Few days ago I started small research about protection of Adobe AIR application from some kind of hackers. Many of you may know that after compilation of Adobe AIR app you will receive also SWF file(s) inside package that can be changed. In all cases that I know – developers simply obfuscate that file(s). But protection actually was not applied.
You still can change strings, numbers and etc. What if hacker wants just change “Money” default value from 1000 to 9999? This cheater will not decompile SWF because it can simple “edit” it directly using some kind of tools. As some of you thinking right now somthing like “Unity3D can’t be edited” – I assure you that this can be done the same as with Adobe AIR.
It’s easy as for me. Sure, cheater can’t decompile and re-use obfuscated code. But as my experience telling me – not all hackers require sources or injections.
How my protection works:
1) Using Native Extension we re-create at C-level inside AIR two Objects: Loader and ByteArray
2) Using C we embed our content inside our extension as resource and compile it. Than we create ByteArray and load it into the Loader using loaderBytes method. This all was done only at C level.
3) Pass Stage from AS3 to C-level and execute addChild method with our Loader ( C side)
You can grab (for win) compiled application from here and play with it and leave a comments 🙂 Note: this protection can be developed for Mac also.

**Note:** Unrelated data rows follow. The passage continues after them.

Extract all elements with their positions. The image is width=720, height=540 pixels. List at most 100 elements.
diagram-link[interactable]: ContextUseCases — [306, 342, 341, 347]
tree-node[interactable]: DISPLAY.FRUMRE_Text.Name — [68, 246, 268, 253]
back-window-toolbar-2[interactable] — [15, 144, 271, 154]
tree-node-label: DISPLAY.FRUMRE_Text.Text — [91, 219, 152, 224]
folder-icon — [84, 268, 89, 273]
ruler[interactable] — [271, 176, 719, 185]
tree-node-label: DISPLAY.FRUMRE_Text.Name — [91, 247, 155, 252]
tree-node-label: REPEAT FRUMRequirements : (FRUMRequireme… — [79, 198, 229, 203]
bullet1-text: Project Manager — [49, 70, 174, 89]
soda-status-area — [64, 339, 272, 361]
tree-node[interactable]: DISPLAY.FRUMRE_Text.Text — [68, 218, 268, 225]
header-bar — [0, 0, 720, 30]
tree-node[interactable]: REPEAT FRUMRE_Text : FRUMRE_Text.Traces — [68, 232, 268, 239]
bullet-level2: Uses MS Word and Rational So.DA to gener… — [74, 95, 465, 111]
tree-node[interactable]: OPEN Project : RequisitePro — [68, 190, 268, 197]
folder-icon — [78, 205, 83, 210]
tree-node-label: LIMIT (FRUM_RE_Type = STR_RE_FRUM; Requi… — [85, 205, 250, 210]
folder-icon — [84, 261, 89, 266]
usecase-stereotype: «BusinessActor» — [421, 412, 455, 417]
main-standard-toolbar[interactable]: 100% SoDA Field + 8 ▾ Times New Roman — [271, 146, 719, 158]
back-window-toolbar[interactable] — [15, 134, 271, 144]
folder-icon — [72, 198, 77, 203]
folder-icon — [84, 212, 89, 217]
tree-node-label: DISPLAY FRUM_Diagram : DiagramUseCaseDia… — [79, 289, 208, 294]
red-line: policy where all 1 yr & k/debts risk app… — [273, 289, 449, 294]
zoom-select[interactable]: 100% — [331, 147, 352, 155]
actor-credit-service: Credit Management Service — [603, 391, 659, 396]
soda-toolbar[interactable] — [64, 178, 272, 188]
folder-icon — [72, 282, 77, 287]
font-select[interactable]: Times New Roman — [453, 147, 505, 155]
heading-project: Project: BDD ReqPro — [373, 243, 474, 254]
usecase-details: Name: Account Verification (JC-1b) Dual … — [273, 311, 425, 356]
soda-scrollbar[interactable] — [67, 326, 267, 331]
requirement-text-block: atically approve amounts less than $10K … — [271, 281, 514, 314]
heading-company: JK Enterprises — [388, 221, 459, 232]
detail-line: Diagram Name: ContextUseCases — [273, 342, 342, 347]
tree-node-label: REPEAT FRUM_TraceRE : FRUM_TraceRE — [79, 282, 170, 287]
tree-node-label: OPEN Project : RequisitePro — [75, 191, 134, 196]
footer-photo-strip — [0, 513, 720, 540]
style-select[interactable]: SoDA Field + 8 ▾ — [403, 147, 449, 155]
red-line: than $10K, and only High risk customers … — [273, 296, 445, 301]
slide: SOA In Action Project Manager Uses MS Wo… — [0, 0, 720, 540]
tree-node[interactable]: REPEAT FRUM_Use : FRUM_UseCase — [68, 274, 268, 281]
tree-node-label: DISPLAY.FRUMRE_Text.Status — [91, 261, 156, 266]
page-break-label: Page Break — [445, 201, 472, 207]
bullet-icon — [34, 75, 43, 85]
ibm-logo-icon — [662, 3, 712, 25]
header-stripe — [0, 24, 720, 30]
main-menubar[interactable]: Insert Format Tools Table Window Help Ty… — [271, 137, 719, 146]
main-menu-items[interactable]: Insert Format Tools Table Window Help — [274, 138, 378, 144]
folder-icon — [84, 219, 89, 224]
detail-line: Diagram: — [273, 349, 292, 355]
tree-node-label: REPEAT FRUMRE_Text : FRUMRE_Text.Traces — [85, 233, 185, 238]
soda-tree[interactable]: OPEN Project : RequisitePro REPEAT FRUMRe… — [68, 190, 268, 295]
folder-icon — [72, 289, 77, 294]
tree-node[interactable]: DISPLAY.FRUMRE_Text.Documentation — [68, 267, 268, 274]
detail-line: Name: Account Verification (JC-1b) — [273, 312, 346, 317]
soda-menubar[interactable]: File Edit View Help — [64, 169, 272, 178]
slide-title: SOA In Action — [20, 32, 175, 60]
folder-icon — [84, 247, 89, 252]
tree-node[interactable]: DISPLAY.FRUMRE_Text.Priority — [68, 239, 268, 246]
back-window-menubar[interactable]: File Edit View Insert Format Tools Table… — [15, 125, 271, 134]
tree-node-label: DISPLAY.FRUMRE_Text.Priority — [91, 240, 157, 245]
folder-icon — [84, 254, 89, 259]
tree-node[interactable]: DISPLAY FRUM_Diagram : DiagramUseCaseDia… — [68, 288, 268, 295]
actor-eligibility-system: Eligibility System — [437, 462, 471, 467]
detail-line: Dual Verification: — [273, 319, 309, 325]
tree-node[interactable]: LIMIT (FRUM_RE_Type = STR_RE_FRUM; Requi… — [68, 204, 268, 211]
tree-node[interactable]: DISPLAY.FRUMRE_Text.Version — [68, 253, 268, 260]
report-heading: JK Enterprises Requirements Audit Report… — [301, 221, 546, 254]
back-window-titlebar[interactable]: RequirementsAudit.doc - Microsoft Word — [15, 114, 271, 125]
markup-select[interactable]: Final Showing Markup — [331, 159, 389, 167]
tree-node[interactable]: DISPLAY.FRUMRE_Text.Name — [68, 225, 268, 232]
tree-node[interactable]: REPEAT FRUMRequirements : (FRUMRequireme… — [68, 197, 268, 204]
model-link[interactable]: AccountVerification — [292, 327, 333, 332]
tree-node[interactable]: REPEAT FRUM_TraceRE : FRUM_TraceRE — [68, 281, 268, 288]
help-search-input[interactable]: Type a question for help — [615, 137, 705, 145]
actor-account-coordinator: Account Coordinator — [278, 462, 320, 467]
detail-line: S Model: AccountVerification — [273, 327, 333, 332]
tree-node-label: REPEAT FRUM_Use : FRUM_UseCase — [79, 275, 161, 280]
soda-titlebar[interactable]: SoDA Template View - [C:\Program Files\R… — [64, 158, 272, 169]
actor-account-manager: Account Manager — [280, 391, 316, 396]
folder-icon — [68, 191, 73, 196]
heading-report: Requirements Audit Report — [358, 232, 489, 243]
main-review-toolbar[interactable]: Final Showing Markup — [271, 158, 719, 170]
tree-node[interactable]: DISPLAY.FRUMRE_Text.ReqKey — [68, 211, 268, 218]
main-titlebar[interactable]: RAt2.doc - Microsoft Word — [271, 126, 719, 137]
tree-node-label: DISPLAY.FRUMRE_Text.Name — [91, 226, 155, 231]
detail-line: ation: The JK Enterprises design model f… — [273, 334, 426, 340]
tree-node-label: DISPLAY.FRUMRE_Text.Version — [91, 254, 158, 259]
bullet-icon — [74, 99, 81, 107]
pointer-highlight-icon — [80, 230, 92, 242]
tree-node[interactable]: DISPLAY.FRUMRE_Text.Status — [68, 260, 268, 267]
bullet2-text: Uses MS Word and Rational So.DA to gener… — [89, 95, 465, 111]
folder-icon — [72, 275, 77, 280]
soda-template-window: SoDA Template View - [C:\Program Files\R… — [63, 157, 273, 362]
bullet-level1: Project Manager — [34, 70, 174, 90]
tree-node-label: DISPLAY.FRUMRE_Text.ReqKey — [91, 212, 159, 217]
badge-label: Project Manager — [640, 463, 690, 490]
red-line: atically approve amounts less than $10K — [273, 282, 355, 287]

Profit! Try to find this image somewhere 🙂 Sure, you can because everything that was compiled – can be hacked. But how you can do this if you must be advanced developer with hacker skills 🙂 Gamers not hackers. Also dumping was not useful here.
AS3 side consist only from 2 lines of code. Hacker will do nothing here. Just two lines of code!
ANE swc side also pretty simple. But actually this also can’t be helpful for the hacker.
As you can see there is no ByteArray or Loader that can be aimed by cheaters. In my research I don’t apply C resource encryption and type-checking inside ANE so after editing ANE swc hacker can pass not Stage but Sprite and grab it.
But in this case I can simply check passed object type at C level and if it is not a Stage – app can show messagebox with text something like “Application is damaged. Please re-install it”.
There is only image from Jpeg. But same way we can use SWF with full application instead simple image.
This protection of Adobe AIR most best that I know ever and I’m really happy that it works like a charm! Maybe it’s not new, but I don’t saw anything like that!
Someone asked me could be this applied to mobile. Yes, this could be applied with limitation depending to platform.